Find the Nash equilibrium for the given question

game theorynash-equilibriumprobabilityself-learning

Consider there are two players in a simultaneous game. Each of them chooses and pays
integer multiples of one dollar to play the game. The player with the highest bid wins 100
dollar and the loser gets nothing, though both players lose the amount they bid (e.g., if player
1 bids $b_h$ and player 2 bids $b_l$ with $b_h> b_l$, then player 1 gets $(100–b_h)$ and player 2 gets $(–b_l)$ atthe end). Construct a mixed strategy equilibrium (and prove that it is an equilibrium) in which every integer bid bϵ[0,99] has a positive probability.

My answer:

There is no pure strategy Nash equilibrium.

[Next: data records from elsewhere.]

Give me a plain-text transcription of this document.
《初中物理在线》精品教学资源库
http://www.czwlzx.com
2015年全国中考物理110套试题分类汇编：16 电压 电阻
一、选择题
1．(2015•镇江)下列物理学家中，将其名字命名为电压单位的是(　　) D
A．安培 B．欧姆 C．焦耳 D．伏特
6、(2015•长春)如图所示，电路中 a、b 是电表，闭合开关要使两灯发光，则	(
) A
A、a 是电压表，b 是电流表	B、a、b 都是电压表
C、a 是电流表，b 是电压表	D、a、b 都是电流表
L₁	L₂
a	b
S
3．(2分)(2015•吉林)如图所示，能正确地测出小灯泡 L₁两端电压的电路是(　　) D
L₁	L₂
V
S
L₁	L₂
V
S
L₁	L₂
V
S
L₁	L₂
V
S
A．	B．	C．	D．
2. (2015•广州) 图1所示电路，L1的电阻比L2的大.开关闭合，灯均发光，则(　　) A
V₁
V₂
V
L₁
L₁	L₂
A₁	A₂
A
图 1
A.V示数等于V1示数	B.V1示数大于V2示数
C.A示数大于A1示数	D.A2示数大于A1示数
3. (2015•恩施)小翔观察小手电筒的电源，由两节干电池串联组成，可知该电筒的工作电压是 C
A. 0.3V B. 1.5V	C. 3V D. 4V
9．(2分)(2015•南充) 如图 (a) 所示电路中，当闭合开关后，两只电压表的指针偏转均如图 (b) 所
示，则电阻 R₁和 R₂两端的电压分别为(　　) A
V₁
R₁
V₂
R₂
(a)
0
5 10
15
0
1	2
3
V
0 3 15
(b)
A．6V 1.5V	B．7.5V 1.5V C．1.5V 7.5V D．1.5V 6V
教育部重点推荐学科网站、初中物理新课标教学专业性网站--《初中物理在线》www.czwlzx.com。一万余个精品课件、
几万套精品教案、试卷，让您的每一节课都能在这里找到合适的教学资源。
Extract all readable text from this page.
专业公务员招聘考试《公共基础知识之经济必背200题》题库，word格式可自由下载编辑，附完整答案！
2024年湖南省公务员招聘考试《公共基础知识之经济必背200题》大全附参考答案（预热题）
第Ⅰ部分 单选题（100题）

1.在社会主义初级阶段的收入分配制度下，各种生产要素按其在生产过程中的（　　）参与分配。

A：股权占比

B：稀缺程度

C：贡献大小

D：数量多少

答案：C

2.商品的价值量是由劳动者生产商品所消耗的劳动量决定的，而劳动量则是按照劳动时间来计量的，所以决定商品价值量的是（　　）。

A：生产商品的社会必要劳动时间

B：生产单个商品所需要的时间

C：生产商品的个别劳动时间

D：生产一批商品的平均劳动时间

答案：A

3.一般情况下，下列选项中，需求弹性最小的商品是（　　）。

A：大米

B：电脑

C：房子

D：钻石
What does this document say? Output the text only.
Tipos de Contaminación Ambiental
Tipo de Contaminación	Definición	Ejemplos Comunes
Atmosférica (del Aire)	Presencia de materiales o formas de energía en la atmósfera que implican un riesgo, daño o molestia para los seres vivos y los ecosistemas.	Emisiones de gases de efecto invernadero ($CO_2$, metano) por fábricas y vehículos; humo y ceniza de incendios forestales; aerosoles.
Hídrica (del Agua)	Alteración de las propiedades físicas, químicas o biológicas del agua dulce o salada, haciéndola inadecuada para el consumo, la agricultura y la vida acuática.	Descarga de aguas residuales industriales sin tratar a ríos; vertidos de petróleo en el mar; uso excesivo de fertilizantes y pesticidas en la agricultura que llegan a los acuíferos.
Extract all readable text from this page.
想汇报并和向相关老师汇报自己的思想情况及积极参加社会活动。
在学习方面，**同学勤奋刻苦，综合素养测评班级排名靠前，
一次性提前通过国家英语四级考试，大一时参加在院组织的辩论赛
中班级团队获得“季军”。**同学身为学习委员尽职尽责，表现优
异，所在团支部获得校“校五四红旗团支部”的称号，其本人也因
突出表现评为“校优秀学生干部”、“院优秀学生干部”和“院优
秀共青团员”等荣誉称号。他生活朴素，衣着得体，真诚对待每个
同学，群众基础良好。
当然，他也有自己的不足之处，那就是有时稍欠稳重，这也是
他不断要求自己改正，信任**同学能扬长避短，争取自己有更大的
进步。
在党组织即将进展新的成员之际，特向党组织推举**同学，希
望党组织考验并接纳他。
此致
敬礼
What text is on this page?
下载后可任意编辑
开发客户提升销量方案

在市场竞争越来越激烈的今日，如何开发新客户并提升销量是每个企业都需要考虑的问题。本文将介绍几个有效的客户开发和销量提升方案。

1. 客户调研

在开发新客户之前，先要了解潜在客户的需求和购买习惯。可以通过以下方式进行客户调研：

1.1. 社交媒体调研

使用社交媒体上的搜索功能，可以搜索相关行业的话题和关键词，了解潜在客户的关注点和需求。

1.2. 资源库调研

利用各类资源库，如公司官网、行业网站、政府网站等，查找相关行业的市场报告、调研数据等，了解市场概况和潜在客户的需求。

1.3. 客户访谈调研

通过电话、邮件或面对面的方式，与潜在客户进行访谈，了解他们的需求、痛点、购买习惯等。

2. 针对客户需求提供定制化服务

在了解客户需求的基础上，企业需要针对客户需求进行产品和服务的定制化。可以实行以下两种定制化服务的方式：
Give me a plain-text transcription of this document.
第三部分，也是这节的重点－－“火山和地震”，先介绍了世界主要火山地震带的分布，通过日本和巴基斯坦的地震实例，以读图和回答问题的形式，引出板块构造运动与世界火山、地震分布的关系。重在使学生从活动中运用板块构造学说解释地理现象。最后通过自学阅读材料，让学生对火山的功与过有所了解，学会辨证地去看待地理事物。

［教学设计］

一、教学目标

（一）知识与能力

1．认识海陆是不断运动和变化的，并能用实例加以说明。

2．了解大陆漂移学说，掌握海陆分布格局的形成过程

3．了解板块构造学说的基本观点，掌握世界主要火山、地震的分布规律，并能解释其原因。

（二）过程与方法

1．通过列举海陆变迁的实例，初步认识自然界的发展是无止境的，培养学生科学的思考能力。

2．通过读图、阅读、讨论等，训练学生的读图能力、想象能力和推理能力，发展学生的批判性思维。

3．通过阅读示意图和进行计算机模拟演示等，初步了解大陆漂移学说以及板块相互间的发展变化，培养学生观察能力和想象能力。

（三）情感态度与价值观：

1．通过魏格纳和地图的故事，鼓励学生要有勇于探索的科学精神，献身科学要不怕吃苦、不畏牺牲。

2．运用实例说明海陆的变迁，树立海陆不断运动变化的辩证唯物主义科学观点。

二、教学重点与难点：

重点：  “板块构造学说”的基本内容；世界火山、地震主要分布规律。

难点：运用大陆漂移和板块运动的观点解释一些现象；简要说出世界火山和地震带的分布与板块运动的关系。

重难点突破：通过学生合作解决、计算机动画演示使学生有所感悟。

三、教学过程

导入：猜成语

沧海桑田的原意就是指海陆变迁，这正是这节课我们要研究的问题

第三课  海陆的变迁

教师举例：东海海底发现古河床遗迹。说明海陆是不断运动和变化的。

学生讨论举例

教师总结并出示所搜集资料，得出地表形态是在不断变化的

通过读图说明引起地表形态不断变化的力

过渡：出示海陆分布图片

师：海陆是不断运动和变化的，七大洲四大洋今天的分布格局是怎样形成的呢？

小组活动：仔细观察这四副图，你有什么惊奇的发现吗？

And when I look at the mixed strategy Nash equilibrium, I guess that $P_s = 1/100$ is Nash equilibrium, where $P_s$ is the probability of action of bidding $s= \{0,1,…,99\}$. Because the mixed strategy in this case implies that players are indifferent in choosing the action of bidding.

But, I cannot show my answer in a formal way properly. How can I show its proof?

Best Answer

Suppose Player 1 chooses uniformly a bid in the set $\{0,\ldots,99\}$ and denote it by $X$. When Player 2 bids $i$, his payoff is $100\Pr(X< i) -i +50\Pr(X=i)$, where I assumed that when both bid the same, they split the $100$. Since $\Pr(X<i)=\tfrac{i}{100}$, the payoff is $50\Pr(X=i)=0.5$ it is independent of $i$. Thus, Player 2 is indifferent among all the bids. This is true when player 2 uses this strategy too, so when both chose a number uniformly, neither has a profitable deviation and it's an equilibrium.

Note that the $50$ doesn't really matter. Even if they don't split the $100$ when bid the same but each gets $100$, the indifference holds. However, there might be other pure equilibria in this case (each strategy profile where they bid the same is a pure equilibrium in this case).